Is VS2015 going to offer something like GCC's format function attribute or kencc's varargck pragma? Based on this blog post, it looks like the checks are only done by the compiler for a fixed set of known functions (which is a good start!).
Does the compiler also check scanf family function calls? Especially their “secure” counterparts are often used wrong by beginners, because some specifiers require an additional argument of type unsigned int. If they aren't, is this planned for a future version?
This is indeed a good start but without some equivalent to gcc "__attribute__ ((__format__ (__printf__, m, n)))" it's not going to be nearly as useful as it could be, I hope this is in the plans as well!
Very good. Now, not only we will fight with the evil inside printf(). It's everywhere: http://www.viva64.com/…/V576 . There are so many mistakes.
Another question: Will the compiler be able to distinguish between the legacy VC and ISO C format specifiers (which are available in VS2015, too) in wide char functions? That seems a bit harder to implement.
wprintf(L"%sn", L"hello world!"); // legacy VC
wprintf(L"%lsn", L"hello world!"); // ISO C (as %s is for char*)
I would also like to know if it is effective on the family of printf functions, especially the variadic forms.
Do these warnings replace the specific code analysis warnings? Do we now two parts that check for these issues. Wouldn't it make sense to remove the code analysis warnings now (maybe this improves code analysis performance)?

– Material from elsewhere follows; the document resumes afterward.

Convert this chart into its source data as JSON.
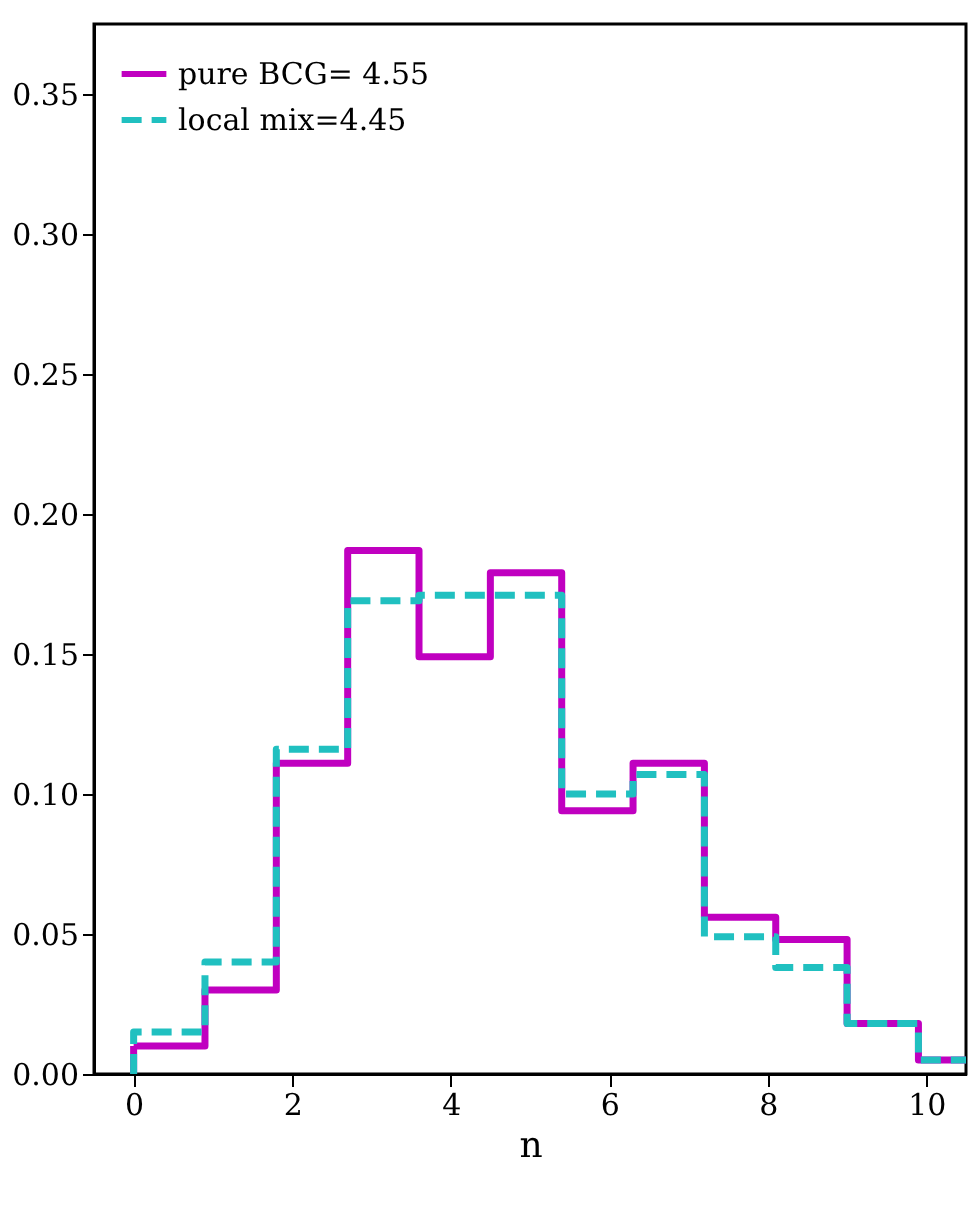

Glad to hear about these warnings. I have a few other suggestions for warnings (probably disabled by default) that would be very useful in cleaning up old code:
1) Conversion of literal 0 to a pointer type (nullptr should be used here).
2) C-style cast used in C++ code.
3) Virtual function could be declared 'override'.

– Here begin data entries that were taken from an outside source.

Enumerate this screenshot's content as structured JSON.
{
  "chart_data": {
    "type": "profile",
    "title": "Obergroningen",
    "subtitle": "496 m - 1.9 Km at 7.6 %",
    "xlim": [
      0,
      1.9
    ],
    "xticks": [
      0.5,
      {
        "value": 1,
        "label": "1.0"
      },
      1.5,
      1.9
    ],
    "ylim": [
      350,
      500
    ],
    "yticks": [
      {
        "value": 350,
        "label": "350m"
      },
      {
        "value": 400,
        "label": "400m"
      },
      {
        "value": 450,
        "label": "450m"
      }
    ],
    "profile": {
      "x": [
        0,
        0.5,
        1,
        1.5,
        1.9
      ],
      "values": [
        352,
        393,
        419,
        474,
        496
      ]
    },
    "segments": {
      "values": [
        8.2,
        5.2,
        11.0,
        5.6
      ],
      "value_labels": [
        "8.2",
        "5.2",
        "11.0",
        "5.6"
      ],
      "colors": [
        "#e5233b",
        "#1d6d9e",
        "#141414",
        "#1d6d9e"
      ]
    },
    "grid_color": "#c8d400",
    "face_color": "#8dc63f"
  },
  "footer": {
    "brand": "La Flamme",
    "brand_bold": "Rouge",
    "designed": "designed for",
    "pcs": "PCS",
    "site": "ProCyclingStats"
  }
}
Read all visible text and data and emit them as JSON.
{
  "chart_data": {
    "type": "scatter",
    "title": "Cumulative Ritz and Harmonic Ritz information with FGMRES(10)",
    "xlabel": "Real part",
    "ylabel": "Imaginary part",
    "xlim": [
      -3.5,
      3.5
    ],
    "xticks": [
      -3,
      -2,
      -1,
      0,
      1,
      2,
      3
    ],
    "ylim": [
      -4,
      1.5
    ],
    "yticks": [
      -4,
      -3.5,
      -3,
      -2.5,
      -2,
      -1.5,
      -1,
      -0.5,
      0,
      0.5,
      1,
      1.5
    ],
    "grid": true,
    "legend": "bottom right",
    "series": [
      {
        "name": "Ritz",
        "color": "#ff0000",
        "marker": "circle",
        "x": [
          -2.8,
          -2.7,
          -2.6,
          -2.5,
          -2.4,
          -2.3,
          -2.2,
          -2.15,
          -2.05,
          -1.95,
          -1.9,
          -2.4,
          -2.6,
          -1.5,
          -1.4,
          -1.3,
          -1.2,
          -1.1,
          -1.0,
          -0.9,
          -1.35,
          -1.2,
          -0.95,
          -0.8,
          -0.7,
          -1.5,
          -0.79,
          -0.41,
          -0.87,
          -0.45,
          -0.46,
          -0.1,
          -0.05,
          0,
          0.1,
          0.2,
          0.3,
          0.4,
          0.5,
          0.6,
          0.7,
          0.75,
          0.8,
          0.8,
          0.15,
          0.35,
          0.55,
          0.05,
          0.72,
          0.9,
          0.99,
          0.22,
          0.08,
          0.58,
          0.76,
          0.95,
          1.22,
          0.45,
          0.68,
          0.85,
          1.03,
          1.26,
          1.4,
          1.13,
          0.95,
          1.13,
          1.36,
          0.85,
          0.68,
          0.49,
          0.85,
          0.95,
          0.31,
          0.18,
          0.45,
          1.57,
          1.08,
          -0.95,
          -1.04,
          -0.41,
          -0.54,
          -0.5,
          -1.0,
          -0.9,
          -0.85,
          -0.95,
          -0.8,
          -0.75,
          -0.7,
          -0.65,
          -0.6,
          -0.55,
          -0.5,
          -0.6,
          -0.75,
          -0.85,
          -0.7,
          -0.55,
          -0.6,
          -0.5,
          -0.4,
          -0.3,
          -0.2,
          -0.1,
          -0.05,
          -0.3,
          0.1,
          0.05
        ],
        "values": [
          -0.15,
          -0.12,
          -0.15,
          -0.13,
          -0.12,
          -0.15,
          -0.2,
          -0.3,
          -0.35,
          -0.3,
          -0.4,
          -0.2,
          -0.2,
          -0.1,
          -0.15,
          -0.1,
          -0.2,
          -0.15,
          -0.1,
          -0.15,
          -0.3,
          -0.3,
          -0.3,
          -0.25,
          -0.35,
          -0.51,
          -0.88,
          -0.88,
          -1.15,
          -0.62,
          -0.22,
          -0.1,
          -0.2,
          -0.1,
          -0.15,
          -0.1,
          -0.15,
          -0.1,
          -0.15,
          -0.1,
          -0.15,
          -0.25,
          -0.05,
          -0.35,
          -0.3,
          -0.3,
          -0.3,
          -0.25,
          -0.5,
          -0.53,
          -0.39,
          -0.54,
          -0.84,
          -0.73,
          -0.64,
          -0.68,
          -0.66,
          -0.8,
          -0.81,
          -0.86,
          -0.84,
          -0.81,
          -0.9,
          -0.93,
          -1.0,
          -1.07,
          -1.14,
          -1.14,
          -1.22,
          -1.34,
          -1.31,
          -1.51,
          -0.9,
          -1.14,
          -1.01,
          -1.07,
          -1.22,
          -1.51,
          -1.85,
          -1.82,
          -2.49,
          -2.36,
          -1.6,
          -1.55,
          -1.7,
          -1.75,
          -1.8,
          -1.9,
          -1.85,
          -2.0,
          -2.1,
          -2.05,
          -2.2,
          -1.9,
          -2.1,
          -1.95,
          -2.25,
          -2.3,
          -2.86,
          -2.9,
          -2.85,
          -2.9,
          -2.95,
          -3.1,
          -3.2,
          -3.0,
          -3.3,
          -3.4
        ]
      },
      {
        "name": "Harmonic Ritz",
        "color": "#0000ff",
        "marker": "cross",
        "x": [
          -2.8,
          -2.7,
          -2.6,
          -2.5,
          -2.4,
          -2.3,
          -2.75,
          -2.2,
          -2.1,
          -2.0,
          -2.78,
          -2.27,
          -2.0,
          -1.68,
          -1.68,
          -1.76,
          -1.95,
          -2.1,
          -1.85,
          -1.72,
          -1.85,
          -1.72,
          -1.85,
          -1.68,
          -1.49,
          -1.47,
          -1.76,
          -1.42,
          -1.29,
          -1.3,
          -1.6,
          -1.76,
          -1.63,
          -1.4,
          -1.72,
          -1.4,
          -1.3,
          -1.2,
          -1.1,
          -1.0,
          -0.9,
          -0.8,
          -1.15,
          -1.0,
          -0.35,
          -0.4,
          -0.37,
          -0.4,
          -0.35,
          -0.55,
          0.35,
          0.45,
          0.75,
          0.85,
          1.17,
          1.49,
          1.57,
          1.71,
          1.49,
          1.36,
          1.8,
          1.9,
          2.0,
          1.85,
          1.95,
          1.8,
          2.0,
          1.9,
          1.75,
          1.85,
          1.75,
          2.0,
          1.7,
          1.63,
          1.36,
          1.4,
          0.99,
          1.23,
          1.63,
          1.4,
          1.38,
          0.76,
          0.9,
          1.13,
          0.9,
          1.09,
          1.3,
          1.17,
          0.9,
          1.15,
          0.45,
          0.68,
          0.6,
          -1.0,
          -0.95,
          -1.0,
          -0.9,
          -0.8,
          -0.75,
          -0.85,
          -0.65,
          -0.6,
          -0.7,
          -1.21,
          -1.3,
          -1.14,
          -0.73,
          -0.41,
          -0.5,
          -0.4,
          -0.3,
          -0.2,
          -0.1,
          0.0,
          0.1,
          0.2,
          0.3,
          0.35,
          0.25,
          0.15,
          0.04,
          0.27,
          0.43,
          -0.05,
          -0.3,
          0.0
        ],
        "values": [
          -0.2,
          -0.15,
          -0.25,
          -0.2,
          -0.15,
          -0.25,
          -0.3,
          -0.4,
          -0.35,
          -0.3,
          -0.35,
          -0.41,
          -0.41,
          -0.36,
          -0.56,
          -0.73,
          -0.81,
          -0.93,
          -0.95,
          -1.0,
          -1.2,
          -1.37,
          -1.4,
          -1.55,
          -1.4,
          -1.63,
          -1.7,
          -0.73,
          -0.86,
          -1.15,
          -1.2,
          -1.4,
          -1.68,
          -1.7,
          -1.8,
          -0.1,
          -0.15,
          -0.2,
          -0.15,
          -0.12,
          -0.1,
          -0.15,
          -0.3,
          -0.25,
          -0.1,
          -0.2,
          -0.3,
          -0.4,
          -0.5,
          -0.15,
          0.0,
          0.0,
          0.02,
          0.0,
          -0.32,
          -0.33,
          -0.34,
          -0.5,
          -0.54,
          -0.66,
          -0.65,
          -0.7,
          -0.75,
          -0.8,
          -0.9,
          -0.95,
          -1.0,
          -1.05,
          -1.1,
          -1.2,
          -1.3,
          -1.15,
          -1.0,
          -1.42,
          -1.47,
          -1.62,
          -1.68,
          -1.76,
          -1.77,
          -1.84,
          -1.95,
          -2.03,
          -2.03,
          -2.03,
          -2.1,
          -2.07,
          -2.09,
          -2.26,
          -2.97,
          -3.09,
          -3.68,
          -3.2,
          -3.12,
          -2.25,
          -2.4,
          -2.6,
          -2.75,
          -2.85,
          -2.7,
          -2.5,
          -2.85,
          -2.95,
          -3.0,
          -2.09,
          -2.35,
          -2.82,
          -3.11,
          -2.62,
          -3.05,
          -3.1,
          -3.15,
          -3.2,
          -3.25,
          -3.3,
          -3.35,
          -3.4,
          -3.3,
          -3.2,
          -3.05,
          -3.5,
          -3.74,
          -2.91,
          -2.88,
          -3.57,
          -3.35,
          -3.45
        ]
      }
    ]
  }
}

4) Function could be declared 'noexcept'. (Triggered if a function throws no exceptions, and calls only 'noexcept' functions.

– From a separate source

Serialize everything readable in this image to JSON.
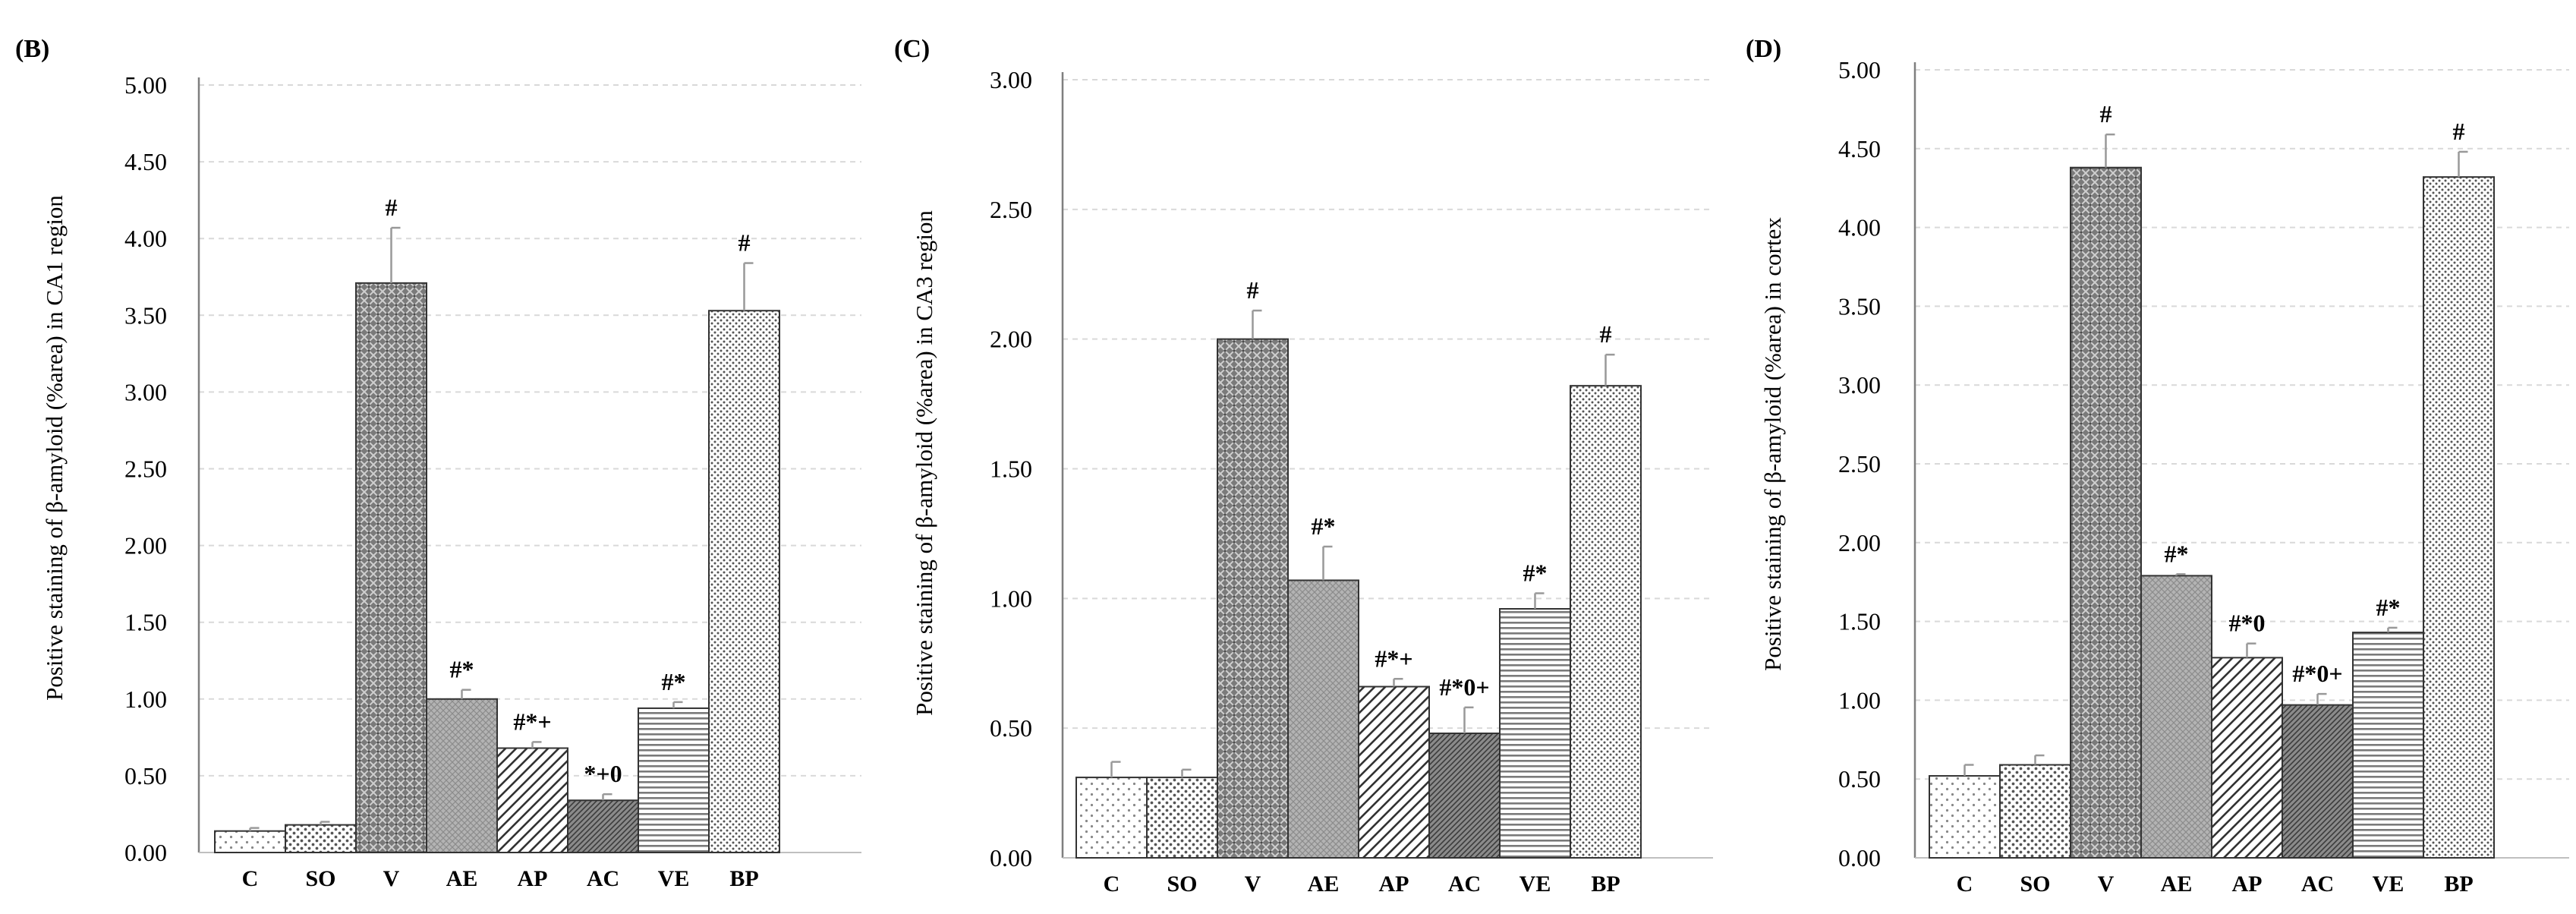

5) Variable could be declared 'const'. (Triggered if a stack variable is never modified after its declaration).
6) Parameter could be declared 'const'. (The same for parameters, unless the function is overriding a base class virtual).
7) Function could be declared 'const'. (The same for *this, unless the function is overriding a base class virtual).
It might also be nice to have a warning that identified likely candidates for 'constexpr'.
@S. Colcord, thanks for the suggestions! Email me if you are open to be contacted for follow up, ebattali@microsoft.com
@C.
Yes, currently the compiler does only check a small set of known functions, but this will change. We will implement scanf checking for RTM, and when we add actual type checking for format strings, we will make sure that the difference between legacy VC and ISO C formats is handled correctly. We will also consider implementing some of these other suggestions, such as the format function attribute.
@Vertex
We have not modified the static analyzer's behaviors w.r.t. printf, so these new warnings do currently overlap. We have no immediate plans to address this.
@Kangyuan Niu:
"We have not modified the static analyzer's behaviors w.r.t. printf": What's the impact of that for %s vs %S?
@Eric Battalio: If you're taking suggestions on warnings, something akin to -Wdelete-non-virtual-dtor <gcc.gnu.org/…/VerboseDiagnostics would be grand. The existing almost-equivalent opt-in warning of C4265 is becoming increasingly useless. (<thread> doesn't compile cleanly with it, and <functional> started not compiling cleanly with it in CTP4.)
Reply to S. Colcord
> 2) C-style cast used in C++ code.
You can use this diagnostic: http://www.viva64.com/…/0201
> 6) Parameter could be declared 'const'.
Partly: http://www.viva64.com/…/0298
Glad to see the many improved warnings. By "the community", I bet you mean Bruce Dawson.
I chuckled when I saw Andrey mentioning PVS-Studio.
(and yes, , cppcat is on my christmas list)
The new warnings are really great! Not only the two mentioned here, but also the one about implicitly noexcept destructors throwing exceptions and the one about a deprecated langugage feature I did't even know about that Crypto++ uses. Thanks for not only caring about new language features, but also about code quality!